In an effort to nurse him back to health, Bassett said the medical staff was administering treatment three to four times per day and even tried a shot to ease his discomfort. That helped him ease his way back the practice late last week, and it soon became apparent to Coach Kelvin Sampson he'd be able to return to the floor Sunday.

"I thought Friday he'd play," said Sampson, who added Bassett's first day back at practice was last Thursday. "You couldn't go on (how he felt) Thursday because you didn't know how it would feel Friday."

Despite estimating his health at just 60 percent afterwards, Bassett played 18 minutes off the bench and contributed 11 critical second-half points in the Hoosiers' 62-58 win over Illinois. While a trio of second-half 3-pointers were huge, so was his on-the-ball defensive effort as well, which kick-started the Hoosiers on that end of the court in the game's final 10 minutes.

With Bassett on the floor the Hoosiers were better on both ends, which didn't come as any surprise to Sampson.

"Armon has been in those situations before," Sampson said. "Jordan (Crawford) hasn't."

With Bassett sidelined, freshman Jordan Crawford has been the team's primary point guard in the last three games. After excelling off the bench for most of the season, Crawford has struggled in the first three Big Ten games, averaging 9.0 points, 5.0 rebounds, 1.7 assists and 3.7 turnovers while shooting just 35 percent from the floor.

"Jordan is a good player," Sampson said. "But you're going to have nights where guys don't play well."

That's why Bassett's return – whether he's 100 percent or not – is huge for the Hoosiers, who now have another ball handler to lean on. He also has another valuable asset that he can rely on as well – experience.

"He has two years in Coach Sampson's system, and that helps a lot," said senior D.J. White. "He knows what coach expects."

What Sampson expects is someone who can get the ball to people where they need it offensively, and someone who leads the team on the defensive end with plenty of ball pressure.

Those are things Bassett has brought to the table for his first 1 ½ seasons in an IU uniform.

"I bring toughness and ball pressure," Bassett said. "Right now it's more toughness because I can't move that good side to side on my ankle. But I told Coach Sampson when I got healthy I'd change our defense back around. I was committed when I came back from my suspension, that's what I was going to concentrate on – my defensive presence and hitting open shots and taking good shots."
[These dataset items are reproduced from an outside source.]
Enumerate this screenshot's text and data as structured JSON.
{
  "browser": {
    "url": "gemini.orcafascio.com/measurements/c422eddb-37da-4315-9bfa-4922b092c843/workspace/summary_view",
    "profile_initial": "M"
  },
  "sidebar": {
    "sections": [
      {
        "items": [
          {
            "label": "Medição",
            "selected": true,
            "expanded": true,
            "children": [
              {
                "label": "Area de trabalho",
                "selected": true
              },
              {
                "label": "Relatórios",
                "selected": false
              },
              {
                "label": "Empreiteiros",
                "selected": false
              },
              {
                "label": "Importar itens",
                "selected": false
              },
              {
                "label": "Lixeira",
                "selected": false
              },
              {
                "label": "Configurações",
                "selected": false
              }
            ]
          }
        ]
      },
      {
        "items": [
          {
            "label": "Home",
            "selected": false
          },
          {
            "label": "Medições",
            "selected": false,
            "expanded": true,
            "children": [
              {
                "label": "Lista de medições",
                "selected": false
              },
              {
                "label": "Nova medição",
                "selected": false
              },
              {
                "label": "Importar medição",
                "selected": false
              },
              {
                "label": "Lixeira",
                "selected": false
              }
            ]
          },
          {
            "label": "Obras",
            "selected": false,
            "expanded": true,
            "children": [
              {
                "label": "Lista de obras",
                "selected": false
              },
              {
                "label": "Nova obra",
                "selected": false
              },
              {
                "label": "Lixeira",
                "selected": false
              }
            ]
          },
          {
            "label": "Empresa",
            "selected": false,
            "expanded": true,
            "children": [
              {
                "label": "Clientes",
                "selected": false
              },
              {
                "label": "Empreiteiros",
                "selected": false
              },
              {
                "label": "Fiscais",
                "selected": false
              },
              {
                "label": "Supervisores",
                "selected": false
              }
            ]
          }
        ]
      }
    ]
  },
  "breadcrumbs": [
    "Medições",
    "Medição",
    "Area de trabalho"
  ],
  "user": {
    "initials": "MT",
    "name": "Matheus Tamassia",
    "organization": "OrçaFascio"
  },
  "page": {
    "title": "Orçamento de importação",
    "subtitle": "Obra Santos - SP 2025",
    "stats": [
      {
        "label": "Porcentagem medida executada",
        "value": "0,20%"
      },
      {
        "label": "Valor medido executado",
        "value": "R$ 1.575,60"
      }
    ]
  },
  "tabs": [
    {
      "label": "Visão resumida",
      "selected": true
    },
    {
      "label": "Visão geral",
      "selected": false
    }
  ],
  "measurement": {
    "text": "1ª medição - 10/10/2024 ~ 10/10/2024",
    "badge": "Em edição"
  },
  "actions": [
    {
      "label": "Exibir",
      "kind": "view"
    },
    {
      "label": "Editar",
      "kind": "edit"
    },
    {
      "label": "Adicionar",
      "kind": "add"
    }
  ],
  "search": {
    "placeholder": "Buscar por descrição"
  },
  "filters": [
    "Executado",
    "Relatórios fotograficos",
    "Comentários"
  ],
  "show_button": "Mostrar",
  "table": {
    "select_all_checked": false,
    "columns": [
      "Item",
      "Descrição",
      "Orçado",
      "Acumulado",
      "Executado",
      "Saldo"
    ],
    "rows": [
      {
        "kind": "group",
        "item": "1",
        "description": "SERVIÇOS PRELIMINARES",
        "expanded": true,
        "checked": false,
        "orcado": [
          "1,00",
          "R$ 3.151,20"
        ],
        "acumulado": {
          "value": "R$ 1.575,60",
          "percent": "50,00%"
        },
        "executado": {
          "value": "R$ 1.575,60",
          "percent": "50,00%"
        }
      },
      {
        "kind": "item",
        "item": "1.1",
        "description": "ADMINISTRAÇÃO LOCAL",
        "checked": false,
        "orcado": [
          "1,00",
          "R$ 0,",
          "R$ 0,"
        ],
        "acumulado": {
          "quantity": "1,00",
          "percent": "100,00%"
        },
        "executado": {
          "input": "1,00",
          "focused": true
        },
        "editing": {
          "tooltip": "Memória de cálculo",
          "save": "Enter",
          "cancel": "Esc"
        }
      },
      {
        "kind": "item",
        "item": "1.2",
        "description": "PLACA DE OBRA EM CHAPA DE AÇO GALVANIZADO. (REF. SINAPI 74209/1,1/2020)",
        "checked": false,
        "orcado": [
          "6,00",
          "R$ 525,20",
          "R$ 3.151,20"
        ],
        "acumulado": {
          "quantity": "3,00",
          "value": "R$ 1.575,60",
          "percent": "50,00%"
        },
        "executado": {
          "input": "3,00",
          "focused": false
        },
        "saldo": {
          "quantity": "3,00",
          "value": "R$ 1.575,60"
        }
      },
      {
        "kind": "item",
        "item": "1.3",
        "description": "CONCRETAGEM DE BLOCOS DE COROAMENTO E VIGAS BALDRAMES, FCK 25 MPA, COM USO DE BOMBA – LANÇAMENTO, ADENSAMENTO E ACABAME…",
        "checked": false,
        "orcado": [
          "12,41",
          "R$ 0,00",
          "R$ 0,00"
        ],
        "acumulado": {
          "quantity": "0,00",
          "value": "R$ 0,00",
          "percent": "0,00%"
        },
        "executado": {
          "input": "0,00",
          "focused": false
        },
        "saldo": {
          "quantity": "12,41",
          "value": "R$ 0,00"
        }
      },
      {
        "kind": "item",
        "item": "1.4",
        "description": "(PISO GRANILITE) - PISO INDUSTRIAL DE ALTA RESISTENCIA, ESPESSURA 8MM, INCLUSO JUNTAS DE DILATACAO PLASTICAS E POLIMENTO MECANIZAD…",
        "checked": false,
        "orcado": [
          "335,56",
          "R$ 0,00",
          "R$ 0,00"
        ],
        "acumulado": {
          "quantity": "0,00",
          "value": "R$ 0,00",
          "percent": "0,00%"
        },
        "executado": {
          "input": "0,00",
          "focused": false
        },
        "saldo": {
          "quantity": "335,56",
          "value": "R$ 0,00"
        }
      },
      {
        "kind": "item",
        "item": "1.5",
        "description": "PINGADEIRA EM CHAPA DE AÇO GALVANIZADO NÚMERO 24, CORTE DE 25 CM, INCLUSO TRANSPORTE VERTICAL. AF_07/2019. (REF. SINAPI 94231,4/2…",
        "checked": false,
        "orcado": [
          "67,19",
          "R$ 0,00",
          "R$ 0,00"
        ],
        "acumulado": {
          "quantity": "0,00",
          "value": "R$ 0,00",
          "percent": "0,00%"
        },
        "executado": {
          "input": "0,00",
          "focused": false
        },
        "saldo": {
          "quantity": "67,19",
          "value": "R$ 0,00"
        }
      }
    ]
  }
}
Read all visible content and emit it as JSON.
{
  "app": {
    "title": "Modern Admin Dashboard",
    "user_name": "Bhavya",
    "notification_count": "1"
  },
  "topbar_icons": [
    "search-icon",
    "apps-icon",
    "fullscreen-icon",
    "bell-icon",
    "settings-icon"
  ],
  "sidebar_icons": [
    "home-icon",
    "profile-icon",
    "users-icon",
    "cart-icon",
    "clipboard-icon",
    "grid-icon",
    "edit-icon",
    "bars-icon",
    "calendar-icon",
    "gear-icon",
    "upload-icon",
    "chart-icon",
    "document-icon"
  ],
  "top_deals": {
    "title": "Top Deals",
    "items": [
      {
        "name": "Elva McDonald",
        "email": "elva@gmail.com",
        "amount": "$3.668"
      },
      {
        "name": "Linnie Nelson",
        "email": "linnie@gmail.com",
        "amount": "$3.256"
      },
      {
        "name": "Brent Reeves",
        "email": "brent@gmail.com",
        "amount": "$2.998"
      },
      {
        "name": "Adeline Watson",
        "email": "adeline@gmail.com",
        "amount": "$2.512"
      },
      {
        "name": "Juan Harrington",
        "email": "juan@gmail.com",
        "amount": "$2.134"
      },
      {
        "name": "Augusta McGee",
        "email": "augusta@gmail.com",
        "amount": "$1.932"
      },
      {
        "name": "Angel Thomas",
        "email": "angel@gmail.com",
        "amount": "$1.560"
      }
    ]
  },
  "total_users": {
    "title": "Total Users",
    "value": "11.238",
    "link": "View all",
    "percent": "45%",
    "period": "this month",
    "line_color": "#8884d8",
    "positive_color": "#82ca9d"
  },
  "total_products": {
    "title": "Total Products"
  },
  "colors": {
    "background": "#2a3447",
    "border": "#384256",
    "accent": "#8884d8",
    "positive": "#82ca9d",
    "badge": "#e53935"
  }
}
While Indiana has a couple of potential All-Americans in Eric Gordon and White, Sampson has always insisted the most important player on the floor is the point guard, and he knows how important it is to this team's success for Bassett to be able to play.
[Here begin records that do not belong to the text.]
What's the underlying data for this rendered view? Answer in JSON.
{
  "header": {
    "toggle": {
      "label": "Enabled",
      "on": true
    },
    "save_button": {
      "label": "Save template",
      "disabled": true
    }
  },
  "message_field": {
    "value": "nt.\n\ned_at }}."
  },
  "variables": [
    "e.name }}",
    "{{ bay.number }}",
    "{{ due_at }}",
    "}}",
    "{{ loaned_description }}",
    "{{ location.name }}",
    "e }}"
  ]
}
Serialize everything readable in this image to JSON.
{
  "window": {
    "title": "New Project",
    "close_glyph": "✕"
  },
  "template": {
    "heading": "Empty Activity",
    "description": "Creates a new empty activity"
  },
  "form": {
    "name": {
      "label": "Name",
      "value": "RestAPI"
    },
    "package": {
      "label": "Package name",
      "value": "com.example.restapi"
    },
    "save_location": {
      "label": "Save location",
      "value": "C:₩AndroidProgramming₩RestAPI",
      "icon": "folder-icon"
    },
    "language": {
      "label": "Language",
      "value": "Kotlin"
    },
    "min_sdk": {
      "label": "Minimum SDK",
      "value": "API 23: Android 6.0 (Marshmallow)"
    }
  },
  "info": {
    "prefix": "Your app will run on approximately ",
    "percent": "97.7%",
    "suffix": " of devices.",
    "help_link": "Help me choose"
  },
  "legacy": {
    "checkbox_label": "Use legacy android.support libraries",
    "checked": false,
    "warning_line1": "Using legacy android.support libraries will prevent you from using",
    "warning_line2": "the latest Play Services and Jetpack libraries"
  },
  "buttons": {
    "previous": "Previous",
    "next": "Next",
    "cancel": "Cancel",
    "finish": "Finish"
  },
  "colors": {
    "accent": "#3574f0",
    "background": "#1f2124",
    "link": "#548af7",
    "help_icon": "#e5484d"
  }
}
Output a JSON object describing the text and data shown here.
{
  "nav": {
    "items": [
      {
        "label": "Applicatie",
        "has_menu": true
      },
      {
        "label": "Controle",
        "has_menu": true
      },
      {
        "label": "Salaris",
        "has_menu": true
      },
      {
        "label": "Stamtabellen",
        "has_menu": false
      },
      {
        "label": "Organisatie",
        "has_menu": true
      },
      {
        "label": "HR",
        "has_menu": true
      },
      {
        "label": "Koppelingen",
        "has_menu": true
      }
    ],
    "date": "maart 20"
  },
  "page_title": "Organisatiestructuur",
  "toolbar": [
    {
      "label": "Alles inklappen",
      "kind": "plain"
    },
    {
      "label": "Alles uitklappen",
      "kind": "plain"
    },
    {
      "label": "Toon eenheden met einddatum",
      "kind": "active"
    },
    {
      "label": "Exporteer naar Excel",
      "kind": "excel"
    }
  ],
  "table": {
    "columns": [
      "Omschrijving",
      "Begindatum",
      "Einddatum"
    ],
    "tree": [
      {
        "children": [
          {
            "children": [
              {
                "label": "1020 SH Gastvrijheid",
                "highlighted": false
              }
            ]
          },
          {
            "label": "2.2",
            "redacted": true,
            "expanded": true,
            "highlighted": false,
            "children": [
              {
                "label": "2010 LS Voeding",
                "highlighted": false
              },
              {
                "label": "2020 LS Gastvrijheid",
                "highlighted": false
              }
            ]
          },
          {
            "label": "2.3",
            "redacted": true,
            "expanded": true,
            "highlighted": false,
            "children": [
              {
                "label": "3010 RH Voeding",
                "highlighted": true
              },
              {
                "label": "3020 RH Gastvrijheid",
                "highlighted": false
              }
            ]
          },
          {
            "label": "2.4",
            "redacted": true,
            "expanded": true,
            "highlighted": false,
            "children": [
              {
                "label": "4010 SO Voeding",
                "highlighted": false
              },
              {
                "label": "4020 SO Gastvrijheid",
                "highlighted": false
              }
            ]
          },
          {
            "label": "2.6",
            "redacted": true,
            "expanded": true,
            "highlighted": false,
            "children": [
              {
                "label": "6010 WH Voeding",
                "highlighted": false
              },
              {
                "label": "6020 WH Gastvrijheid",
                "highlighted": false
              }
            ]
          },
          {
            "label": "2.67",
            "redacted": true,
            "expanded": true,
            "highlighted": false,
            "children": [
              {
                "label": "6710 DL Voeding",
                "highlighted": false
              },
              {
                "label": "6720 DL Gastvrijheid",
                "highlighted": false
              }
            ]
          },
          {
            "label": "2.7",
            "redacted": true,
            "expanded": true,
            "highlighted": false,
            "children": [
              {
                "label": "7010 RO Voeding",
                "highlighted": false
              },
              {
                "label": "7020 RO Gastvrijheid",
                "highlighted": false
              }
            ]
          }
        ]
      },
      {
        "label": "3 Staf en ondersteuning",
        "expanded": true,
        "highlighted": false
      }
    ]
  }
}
"Armon started almost every game last year," said Sampson. "He handles some things. We had some guys (against Illinois) who didn't handle some things very good. That's why it's nice to have some veterans."

He'll lean on those veterans again Thursday, when IU goes on the road to take on Minnesota at Williams Arena at 9 p.m. Indiana has lost seven out of its last eight against the Gophers in Minneapolis, but they need a win to keep pace with Wisconsin for the Big Ten lead.
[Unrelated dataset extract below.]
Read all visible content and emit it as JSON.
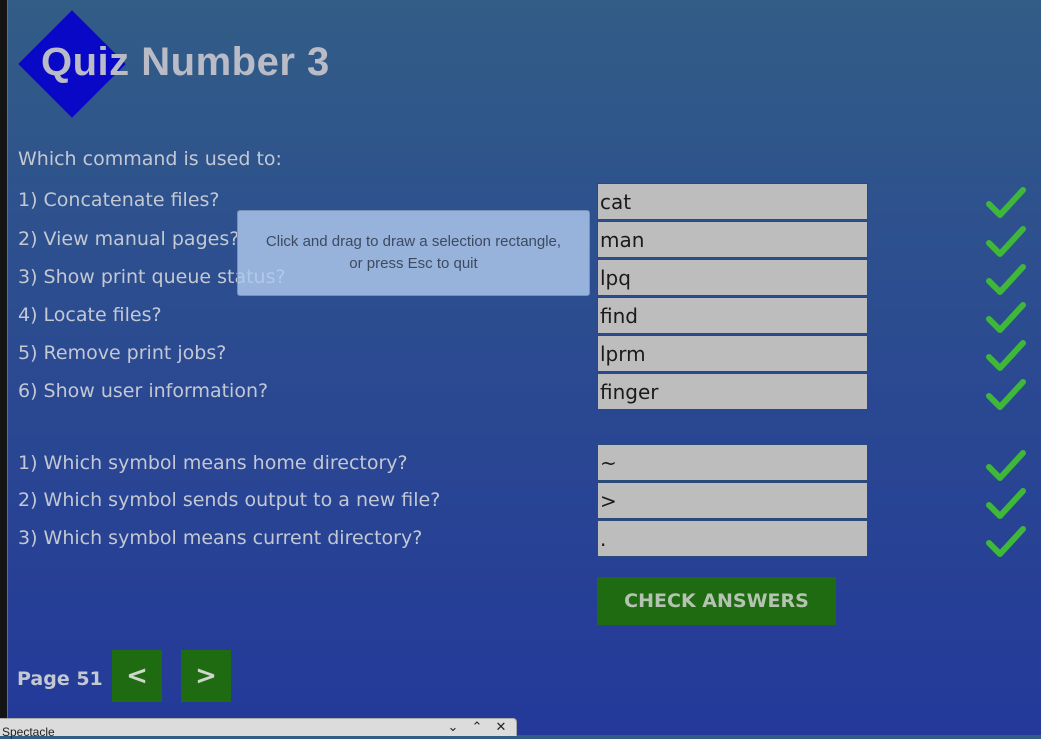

It's unclear whether Bassett will start for the first time since the Big Ten opener at Iowa, but even at less than 100 percent Bassett figures to be a big part of the success the Hoosiers hope to have Thursday as well as for the rest of the season.

"Hopefully I can get in the mid 20s (for minutes) until I get about 80 percent," said Bassett. "But as long as he puts me out there I'll play."